Il governo pakistano ha concesso un’estensione del visto, ma, specifica Sabal Gul Khattak, “questa misura vale fino a dicembre solo per quanti hanno già i documenti. Moltissimi non li hanno mai ottenuti. Dopo dicembre nessuno sa cosa accadrà”. Prigionieri nelle loro stesse case, i rifugiati si sentono stressati e impauriti al punto che “ogni volta che qualcuno suona il campanello temiamo possa essere la polizia che è venuta ad espellerci perché siamo senza documenti”, raccontano nel video.

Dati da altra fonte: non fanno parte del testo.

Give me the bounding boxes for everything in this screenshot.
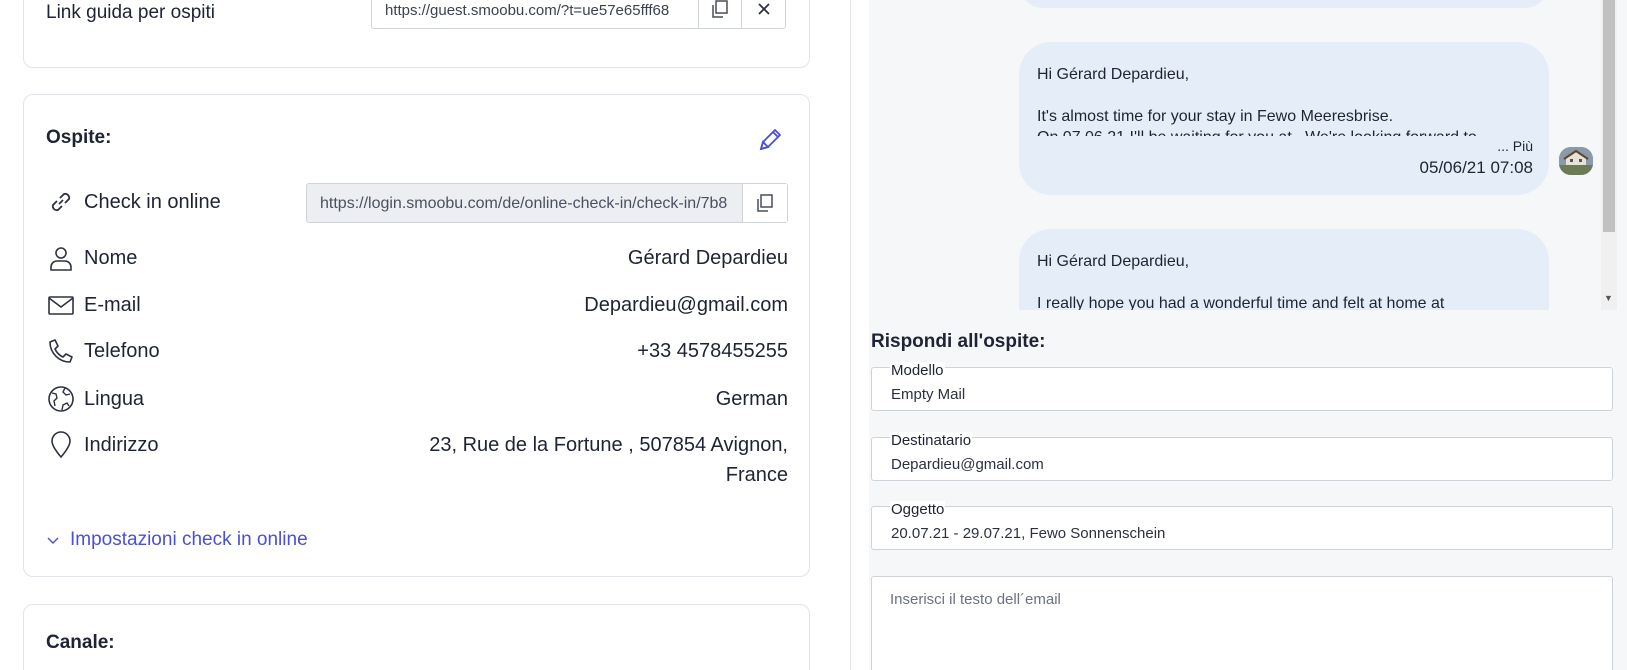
message-body: I really hope you had a wonderful time a… — [1037, 295, 1445, 310]
recipient-label: Destinatario — [890, 432, 973, 450]
language-label: Lingua — [84, 388, 145, 410]
message-greeting: Hi Gérard Depardieu, — [1037, 66, 1190, 83]
checkin-label: Check in online — [84, 191, 221, 213]
subject-label: Oggetto — [890, 501, 946, 519]
address-label: Indirizzo — [84, 434, 159, 456]
booking-details-panel: Link guida per ospiti https://guest.smoo… — [0, 0, 848, 670]
reply-section-title: Rispondi all'ospite: — [871, 331, 1046, 352]
guest-card: Ospite: Check in online https://login.sm… — [23, 94, 810, 577]
address-row: Indirizzo 23, Rue de la Fortune , 507854… — [46, 430, 788, 490]
user-icon — [46, 243, 76, 273]
name-row: Nome Gérard Depardieu — [46, 243, 788, 273]
subject-field[interactable]: Oggetto 20.07.21 - 29.07.21, Fewo Sonnen… — [871, 501, 1613, 550]
location-pin-icon — [46, 430, 76, 460]
template-select[interactable]: Modello Empty Mail — [871, 362, 1613, 411]
copy-guide-link-button[interactable] — [699, 0, 742, 28]
message-body-continued: On 07.06.21 I'll be waiting for you at .… — [1037, 127, 1531, 136]
message-body: It's almost time for your stay in Fewo M… — [1037, 108, 1394, 125]
mail-icon — [46, 290, 76, 320]
checkin-link-field[interactable]: https://login.smoobu.com/de/online-check… — [306, 183, 788, 223]
recipient-value[interactable]: Depardieu@gmail.com — [891, 456, 1044, 473]
scroll-down-arrow[interactable]: ▼ — [1604, 293, 1613, 303]
globe-icon — [46, 384, 76, 414]
close-icon — [757, 3, 770, 15]
message-bubble: Hi Gérard Depardieu, It's almost time fo… — [1019, 42, 1549, 195]
phone-icon — [46, 336, 76, 366]
checkin-url[interactable]: https://login.smoobu.com/de/online-check… — [307, 184, 743, 222]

“Mi sento senza speranze”, si commuove il giovane della coppia. “Ero venuto in Pakistan con una borsa di studio e speravo in un futuro migliore. Il mio piano era tornare e servire il mio popolo, ma dopo gli ultimi eventi in Afghanistan siamo bloccati qui. Non possiamo tornare indietro e non riusciamo nemmeno ad andare avanti”.
Come unica soluzione Sabal Gul Khattak indica la necessità di siglare “accordi con Paesi dove i cristiani hazara saranno al sicuro” perché ora “in Pakistan non lo sono, questo è certo. Le leggi sull’asilo ci sono, dobbiamo avvalercene in ogni Paese”, conclude.